Alors reprenons : je suis de nouveau face à ma maman qui m’ informe, la voix tremblant, à quel point elle aurait été heureuse si j’étais le professeur de l’université. Je sens l’exaspération me submerger, je transpire, ça me gratte partout, surtout ne pas hurler, vite une clope. Oh ! Je porte le gros pull en laine tricoté main. Sur le devant, brodé en petites capitales : « J’aurais dû être professeur ». Et derrière : « Je ne suis pas à la hauteur ».

De nouveau, vous êtes d’accord – la seule chose à faire, c’est de se réveiller de ce cauchemar. C’est-à-dire, d’enlever immédiatement ce pull (sans l’abîmer) et de le restituer à maman en lui disant « je crois que ça t’appartient, je te laisse le ranger à SA place ».


Parce il n’y a qu’elle qui sait qu’est-ce que ce pull fait là, comment elle l’a reçu (ou tricoté) et qu’est-ce qu’elle a envie d’en faire. Mais elle ne peut ni le voir ni y penser, tant que nous sommes d’accord de le porter.

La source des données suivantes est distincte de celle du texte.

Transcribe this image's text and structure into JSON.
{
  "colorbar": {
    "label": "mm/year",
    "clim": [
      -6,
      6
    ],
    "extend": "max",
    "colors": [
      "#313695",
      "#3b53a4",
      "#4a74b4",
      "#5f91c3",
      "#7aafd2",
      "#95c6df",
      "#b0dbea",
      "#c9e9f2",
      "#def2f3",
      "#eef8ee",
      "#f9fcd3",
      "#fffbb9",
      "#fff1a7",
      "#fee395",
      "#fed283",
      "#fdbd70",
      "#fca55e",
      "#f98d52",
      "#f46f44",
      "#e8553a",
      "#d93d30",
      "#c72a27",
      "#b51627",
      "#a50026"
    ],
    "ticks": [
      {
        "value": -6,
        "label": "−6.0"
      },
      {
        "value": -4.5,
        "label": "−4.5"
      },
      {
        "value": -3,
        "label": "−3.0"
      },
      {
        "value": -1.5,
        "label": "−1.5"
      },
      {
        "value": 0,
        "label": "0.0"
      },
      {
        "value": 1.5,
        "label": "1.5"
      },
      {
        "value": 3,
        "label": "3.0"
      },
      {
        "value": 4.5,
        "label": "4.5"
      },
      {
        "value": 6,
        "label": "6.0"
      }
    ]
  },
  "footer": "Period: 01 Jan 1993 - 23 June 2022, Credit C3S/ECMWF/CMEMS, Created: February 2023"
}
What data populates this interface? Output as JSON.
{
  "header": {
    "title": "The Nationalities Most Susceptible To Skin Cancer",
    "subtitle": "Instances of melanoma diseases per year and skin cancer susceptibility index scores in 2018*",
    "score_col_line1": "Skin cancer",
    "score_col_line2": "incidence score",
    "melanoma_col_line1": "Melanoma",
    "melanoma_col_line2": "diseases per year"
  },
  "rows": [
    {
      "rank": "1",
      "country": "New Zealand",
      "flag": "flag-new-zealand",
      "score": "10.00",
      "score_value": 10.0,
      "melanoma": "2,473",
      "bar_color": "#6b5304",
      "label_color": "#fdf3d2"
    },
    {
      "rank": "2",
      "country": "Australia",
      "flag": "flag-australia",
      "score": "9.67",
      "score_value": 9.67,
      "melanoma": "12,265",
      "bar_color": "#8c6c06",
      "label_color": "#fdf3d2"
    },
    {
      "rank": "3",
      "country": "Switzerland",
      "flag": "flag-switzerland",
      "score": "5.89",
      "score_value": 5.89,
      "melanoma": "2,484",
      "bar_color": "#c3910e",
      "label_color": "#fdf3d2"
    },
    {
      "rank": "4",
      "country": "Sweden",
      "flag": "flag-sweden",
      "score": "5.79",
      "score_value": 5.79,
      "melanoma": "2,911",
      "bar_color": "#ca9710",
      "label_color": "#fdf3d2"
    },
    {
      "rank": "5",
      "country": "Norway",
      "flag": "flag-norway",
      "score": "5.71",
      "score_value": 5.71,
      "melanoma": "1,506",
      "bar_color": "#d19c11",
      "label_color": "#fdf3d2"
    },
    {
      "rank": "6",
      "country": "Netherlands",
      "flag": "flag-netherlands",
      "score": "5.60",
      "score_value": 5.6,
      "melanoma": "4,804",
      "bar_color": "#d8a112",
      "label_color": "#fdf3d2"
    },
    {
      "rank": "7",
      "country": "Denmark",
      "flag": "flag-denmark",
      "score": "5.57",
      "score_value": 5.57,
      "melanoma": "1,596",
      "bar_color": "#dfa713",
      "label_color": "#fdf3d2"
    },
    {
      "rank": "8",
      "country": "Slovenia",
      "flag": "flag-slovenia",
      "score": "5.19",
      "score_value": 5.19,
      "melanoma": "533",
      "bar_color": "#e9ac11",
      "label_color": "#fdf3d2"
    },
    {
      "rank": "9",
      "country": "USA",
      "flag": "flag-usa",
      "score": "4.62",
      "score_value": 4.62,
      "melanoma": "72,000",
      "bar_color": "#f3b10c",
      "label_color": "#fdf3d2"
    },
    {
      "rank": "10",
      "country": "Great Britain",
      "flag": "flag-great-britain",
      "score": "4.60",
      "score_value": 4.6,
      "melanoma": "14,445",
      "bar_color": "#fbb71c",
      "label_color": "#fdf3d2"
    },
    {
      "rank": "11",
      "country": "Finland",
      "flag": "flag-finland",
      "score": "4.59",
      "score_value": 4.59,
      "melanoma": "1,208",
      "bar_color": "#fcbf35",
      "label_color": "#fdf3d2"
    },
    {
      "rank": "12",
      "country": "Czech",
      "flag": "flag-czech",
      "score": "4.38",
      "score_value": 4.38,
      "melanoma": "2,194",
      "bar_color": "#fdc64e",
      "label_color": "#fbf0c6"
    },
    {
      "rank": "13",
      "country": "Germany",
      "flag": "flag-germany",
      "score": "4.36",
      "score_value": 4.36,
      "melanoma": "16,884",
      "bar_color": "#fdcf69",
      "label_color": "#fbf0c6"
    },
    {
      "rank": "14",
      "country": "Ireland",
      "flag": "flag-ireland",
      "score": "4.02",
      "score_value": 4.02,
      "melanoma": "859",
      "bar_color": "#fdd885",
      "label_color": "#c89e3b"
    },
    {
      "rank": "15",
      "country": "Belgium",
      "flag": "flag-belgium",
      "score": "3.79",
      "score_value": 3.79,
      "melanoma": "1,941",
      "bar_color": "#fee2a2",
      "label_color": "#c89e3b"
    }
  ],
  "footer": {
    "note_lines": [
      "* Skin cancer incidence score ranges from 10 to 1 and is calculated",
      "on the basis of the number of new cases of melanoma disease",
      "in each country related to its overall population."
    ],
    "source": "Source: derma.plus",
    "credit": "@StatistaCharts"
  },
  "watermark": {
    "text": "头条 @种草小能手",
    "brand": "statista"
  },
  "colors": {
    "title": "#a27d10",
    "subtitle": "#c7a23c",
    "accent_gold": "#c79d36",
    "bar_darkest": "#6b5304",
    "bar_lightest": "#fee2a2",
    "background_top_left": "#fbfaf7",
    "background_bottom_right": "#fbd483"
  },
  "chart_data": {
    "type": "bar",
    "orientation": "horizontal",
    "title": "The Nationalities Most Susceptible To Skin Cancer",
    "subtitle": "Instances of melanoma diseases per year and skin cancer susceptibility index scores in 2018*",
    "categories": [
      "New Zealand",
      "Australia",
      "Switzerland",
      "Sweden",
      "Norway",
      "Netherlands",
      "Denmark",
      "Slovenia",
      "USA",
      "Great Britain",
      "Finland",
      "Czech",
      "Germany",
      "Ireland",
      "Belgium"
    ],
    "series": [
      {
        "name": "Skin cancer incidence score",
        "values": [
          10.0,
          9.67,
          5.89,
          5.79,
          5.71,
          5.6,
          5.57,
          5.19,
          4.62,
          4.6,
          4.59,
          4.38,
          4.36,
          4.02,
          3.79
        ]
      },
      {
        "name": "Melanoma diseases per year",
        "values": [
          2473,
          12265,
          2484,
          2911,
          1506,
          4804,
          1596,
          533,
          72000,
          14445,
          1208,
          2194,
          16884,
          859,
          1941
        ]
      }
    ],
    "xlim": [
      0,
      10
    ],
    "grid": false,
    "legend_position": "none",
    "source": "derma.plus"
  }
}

Elle va certainement résister – elle nous a toujours connu avec ce merveilleux tricot. Elle nous a vu transpirer et nous gratter dedans. Elle s’est probablement fait du souci et nous a amené chez un pédiatre ou un thérapeute parmi mille pour qu’il fasse en sorte qu'on arrête de se gratter. Donc nous voir simplement nous défaire de cet habit va la sortir de sa zone de confort. Nous entendre lui dire que ce somptueux vêtement lui appartient la propulsera encore plus loin de cette zone. Voici pourquoi il est inutile d’en rajouter.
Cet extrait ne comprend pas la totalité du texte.